Pour Meg Wheatley, l’auteur de Leadership and the New Science, ce genre de visualisation n’est pas difficile, parce qu’elle a identifié les caractéristiques de ce futur et les relations que nous y aurions avec les gens qui nous entourent dans les communautés où elle a déjà séjourné. Elle considère ces dernières comme des lieux « où on a conscience de travailler pour les mêmes valeurs, pour une vision partagée, et de ne pas travailler dans le désaccord. On ne se sent pas polarisé, on ne craint pas les conversations honnêtes et on ne s’isole pas les uns des autres, que ce soit à cause d’un conflit ou seulement parce que je n’ai pas de patience vis à vis de vos opinions et que je les mets pas en perspective par rapport aux idées dominantes. »
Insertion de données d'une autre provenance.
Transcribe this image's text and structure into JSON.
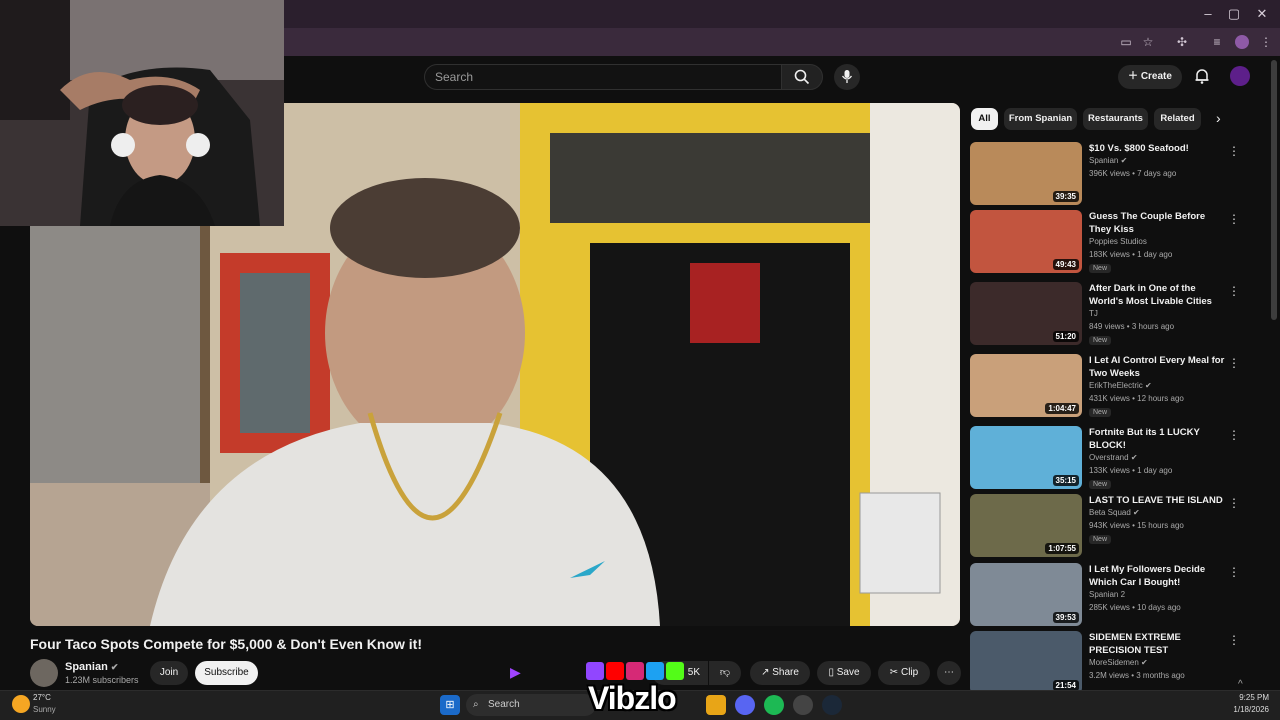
{
  "browser": {
    "window_controls": [
      "–",
      "▢",
      "✕"
    ]
  },
  "header": {
    "search_placeholder": "Search",
    "create_label": "Create"
  },
  "video": {
    "title": "Four Taco Spots Compete for $5,000 & Don't Even Know it!",
    "channel": "Spanian",
    "subscribers": "1.23M subscribers",
    "join_label": "Join",
    "subscribe_label": "Subscribe",
    "likes": "5K",
    "share_label": "Share",
    "save_label": "Save",
    "clip_label": "Clip"
  },
  "chips": [
    "All",
    "From Spanian",
    "Restaurants",
    "Related"
  ],
  "recommendations": [
    {
      "title": "$10 Vs. $800 Seafood!",
      "channel": "Spanian",
      "verified": true,
      "meta": "396K views • 7 days ago",
      "duration": "39:35",
      "new": false,
      "thumb_color": "#b98a5a"
    },
    {
      "title": "Guess The Couple Before They Kiss",
      "channel": "Poppies Studios",
      "verified": false,
      "meta": "183K views • 1 day ago",
      "duration": "49:43",
      "new": true,
      "thumb_color": "#c2553f"
    },
    {
      "title": "After Dark in One of the World's Most Livable Cities",
      "channel": "TJ",
      "verified": false,
      "meta": "849 views • 3 hours ago",
      "duration": "51:20",
      "new": true,
      "thumb_color": "#3c2a2a"
    },
    {
      "title": "I Let AI Control Every Meal for Two Weeks",
      "channel": "ErikTheElectric",
      "verified": true,
      "meta": "431K views • 12 hours ago",
      "duration": "1:04:47",
      "new": true,
      "thumb_color": "#c9a07a"
    },
    {
      "title": "Fortnite But its 1 LUCKY BLOCK!",
      "channel": "Overstrand",
      "verified": true,
      "meta": "133K views • 1 day ago",
      "duration": "35:15",
      "new": true,
      "thumb_color": "#5fb0d8"
    },
    {
      "title": "LAST TO LEAVE THE ISLAND",
      "channel": "Beta Squad",
      "verified": true,
      "meta": "943K views • 15 hours ago",
      "duration": "1:07:55",
      "new": true,
      "thumb_color": "#6d6a4a"
    },
    {
      "title": "I Let My Followers Decide Which Car I Bought!",
      "channel": "Spanian 2",
      "verified": false,
      "meta": "285K views • 10 days ago",
      "duration": "39:53",
      "new": false,
      "thumb_color": "#7f8a96"
    },
    {
      "title": "SIDEMEN EXTREME PRECISION TEST",
      "channel": "MoreSidemen",
      "verified": true,
      "meta": "3.2M views • 3 months ago",
      "duration": "21:54",
      "new": false,
      "thumb_color": "#4b5a6a"
    }
  ],
  "taskbar": {
    "weather_temp": "27°C",
    "weather_desc": "Sunny",
    "search_label": "Search",
    "time": "9:25 PM",
    "date": "1/18/2026"
  },
  "overlay": {
    "watermark": "Vibzlo"
  }
}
Pour Tony Juniper, l’ancien directeur exécutif des Amis de la Terre, le trait distinctif le plus évident de ce futur serait sa tranquillité et le fait que les gens seraient moins pressés. « Il y aurait plus de bruits humains et moins de bruits de machines, » m’a-t-il déclaré, « parce que les communautés seraient reconstitués et qu’il y aurait à nouveau des gens dans la rue, qui se rencontreraient plutôt que d’échanger des insultes à travers les vitres de leurs voitures ! »

Selon la vision de Juniper, on pourrait percevoir l’amélioration de la qualité de vie. « L’air sentirait meilleur, il y aurait moins de pollution, moins de bruit aussi… Il y aurait plus de vélos, plus de chants d’oiseaux parce que la pollution associée à l’agriculture industrielle aurait diminué. Il y aurait plus de techniques biologiques, et les animaux sauvages reviendraient dans les campagnes et dans les villes. »

Quoi qu’il advienne, il est clair que ce qui aura lieu dans les vingt prochaines années est presque inimaginable. Quand j’ai interrogé Dennis Meadows, un des co-auteurs du rapport Halte à la croissance ?, il a dit : « Si vous envisagez la quantité de changements qui se sont déroulés pendant les cent dernières années – sociaux, techniques, culturels, politiques, environnementaux, tous ces changements – il y en a moins que vous n’en verrez pendant les vingt prochaines années. » Ce sont des temps extraordinaires.